RHYS: A week ago a publisher sent me a beautiful display of tulips. A week later they had opened and were beginning to look a bit sad. I was just about to lift them from the coffee table when husband John walked past. "What lovely flowers," he said. "Where did you get them?"
I pointed out that they had been on the coffee table for the past week and he hadn't noticed. Men! I'm now regretting that I never had wild affairs. They would have been so easy to get away with. I can just see John walking through the bedroom to get his socks and not noticing an extra head on the pillow!
But joking aside, as I threw those tulips into the green waste can I felt quite sad. They had looked so good on the coffee table. Then the thought struck me, I could actually buy fresh flowers every week if I wanted to. A nice little treat and they would certainly add something to the living room.
This thought was followed by horror. Me? Treat myself to something that wasn't entirely practical? I'm not very good at treating myself. I suppose it comes from living through a very lean time when the kids were at home and John was laid off from his airline job.
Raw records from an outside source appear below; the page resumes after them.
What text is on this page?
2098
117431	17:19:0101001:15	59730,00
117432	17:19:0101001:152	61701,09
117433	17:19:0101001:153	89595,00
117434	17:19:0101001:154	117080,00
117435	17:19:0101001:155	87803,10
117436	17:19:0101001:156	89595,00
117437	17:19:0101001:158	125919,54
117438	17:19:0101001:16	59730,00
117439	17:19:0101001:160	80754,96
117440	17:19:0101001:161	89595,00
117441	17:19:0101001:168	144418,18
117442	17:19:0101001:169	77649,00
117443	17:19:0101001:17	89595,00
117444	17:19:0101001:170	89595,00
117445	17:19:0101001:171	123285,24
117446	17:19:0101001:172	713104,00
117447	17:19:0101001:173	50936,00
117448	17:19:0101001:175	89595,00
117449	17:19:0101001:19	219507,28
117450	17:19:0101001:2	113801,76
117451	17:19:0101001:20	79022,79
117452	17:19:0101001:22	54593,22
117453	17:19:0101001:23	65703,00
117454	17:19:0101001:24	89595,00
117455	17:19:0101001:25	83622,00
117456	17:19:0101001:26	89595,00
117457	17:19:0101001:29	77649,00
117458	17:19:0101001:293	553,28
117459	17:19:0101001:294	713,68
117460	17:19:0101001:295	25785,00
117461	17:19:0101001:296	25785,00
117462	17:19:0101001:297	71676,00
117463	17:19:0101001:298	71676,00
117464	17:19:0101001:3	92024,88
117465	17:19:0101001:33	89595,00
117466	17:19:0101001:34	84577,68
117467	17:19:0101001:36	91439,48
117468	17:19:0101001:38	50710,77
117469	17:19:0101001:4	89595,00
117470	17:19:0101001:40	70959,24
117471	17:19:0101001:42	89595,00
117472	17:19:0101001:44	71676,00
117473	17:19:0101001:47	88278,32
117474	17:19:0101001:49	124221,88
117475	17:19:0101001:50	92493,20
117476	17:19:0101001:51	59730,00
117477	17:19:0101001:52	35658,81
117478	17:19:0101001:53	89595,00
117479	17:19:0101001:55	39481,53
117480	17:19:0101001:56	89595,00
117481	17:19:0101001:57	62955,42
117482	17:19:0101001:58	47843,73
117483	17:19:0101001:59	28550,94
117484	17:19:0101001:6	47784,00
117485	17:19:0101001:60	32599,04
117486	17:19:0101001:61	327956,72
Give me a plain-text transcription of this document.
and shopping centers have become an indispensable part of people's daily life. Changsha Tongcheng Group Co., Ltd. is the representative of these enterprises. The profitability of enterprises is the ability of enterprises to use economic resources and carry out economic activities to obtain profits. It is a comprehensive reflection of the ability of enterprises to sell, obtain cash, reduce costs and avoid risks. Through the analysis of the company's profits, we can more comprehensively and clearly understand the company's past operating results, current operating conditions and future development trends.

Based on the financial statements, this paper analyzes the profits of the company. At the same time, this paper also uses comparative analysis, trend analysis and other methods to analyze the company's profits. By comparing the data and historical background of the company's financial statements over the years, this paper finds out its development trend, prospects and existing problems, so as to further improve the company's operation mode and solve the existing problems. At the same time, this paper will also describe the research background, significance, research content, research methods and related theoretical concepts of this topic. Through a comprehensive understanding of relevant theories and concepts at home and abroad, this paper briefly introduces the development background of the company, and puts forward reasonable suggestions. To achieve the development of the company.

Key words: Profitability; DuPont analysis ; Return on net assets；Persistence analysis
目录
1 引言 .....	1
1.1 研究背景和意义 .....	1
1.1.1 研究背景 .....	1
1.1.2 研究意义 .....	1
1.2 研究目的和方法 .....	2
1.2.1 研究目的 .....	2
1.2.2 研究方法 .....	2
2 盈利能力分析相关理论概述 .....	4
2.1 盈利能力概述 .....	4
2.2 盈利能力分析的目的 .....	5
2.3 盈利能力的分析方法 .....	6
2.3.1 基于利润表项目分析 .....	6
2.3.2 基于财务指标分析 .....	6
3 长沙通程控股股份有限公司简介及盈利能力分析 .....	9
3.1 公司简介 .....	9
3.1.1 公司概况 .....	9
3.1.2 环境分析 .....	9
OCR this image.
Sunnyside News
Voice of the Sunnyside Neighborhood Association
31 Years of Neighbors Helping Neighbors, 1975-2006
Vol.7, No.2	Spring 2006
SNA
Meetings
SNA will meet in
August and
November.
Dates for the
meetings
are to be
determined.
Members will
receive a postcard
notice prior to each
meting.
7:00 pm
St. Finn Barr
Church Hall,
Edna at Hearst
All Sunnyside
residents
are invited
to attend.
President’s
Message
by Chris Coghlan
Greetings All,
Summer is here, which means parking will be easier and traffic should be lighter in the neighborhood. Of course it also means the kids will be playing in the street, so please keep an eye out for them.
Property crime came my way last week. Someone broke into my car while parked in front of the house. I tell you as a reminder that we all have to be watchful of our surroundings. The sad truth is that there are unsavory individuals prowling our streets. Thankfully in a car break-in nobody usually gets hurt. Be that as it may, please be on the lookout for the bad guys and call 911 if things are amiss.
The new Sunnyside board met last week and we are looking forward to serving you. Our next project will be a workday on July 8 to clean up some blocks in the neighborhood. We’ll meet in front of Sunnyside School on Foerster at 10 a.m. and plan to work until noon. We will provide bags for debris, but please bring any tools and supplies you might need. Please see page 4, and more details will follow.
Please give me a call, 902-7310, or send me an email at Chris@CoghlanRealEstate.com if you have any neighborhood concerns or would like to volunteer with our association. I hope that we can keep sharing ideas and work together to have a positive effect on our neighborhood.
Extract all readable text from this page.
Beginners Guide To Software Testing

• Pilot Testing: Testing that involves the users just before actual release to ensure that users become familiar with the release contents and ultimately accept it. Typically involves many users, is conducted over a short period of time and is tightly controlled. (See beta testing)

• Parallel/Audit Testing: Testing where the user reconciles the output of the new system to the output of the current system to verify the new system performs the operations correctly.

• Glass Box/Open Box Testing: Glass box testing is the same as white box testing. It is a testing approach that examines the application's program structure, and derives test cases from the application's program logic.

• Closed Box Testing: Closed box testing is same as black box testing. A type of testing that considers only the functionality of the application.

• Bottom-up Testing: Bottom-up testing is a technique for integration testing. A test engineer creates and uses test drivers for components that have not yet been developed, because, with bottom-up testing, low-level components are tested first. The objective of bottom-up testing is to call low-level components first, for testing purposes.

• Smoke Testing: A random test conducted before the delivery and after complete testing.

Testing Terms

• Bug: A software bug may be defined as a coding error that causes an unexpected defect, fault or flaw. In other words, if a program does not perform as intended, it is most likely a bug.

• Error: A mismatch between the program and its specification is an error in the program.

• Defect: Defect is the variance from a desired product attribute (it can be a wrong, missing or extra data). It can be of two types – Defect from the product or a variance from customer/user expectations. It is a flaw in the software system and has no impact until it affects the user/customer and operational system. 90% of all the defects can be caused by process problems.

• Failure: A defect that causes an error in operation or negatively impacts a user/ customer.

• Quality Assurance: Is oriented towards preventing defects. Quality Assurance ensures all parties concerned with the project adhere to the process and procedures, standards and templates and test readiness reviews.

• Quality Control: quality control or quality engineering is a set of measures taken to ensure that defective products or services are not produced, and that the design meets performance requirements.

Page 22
And also from being raised in that post-war period when we had to make do with very little. John still collects glass jars to store things in because his mother did. Treats were limited to the occasional bar of chocolate as candies were still rationed until 1953. We hardly ever ate out and there was no such thing as impulse buying. A pair of shoes was bought when the old ones wore out, not before.
But I'm afraid it must be just me. I have friends of my generation who get their nails done every week without giving it a second thought. My mother went to have her hair set every Saturday morning. But if I have the occasional pedicure I feel horribly guilty.
I am getting a bit better. I do allow myself to stop at Starbucks if I feel like a latte while I'm out. I certainly don't think twice about lunch with friends. But there is warning sensible voice in my head that won't go away. Which is annoying because treats are the spice of life.
Dark chocolate, of course.
Ordering oysters as s starter.
When I'm on a book tour getting into my pjs and having room service. Or having a room service breakfast delivered to my door.
Having time to sit beside a pool and read.
Lunch with friends.
A picnic beside a lake with French bread and good cheese and a crisp white wine.
Having the whole family together for a meal.
Finding I have a free evening and realizing there is something really good on TV. (And I have a bar of dark chocolate on the bedside table)
So what about you? Are you good at treating yourself? What are your go-to treats?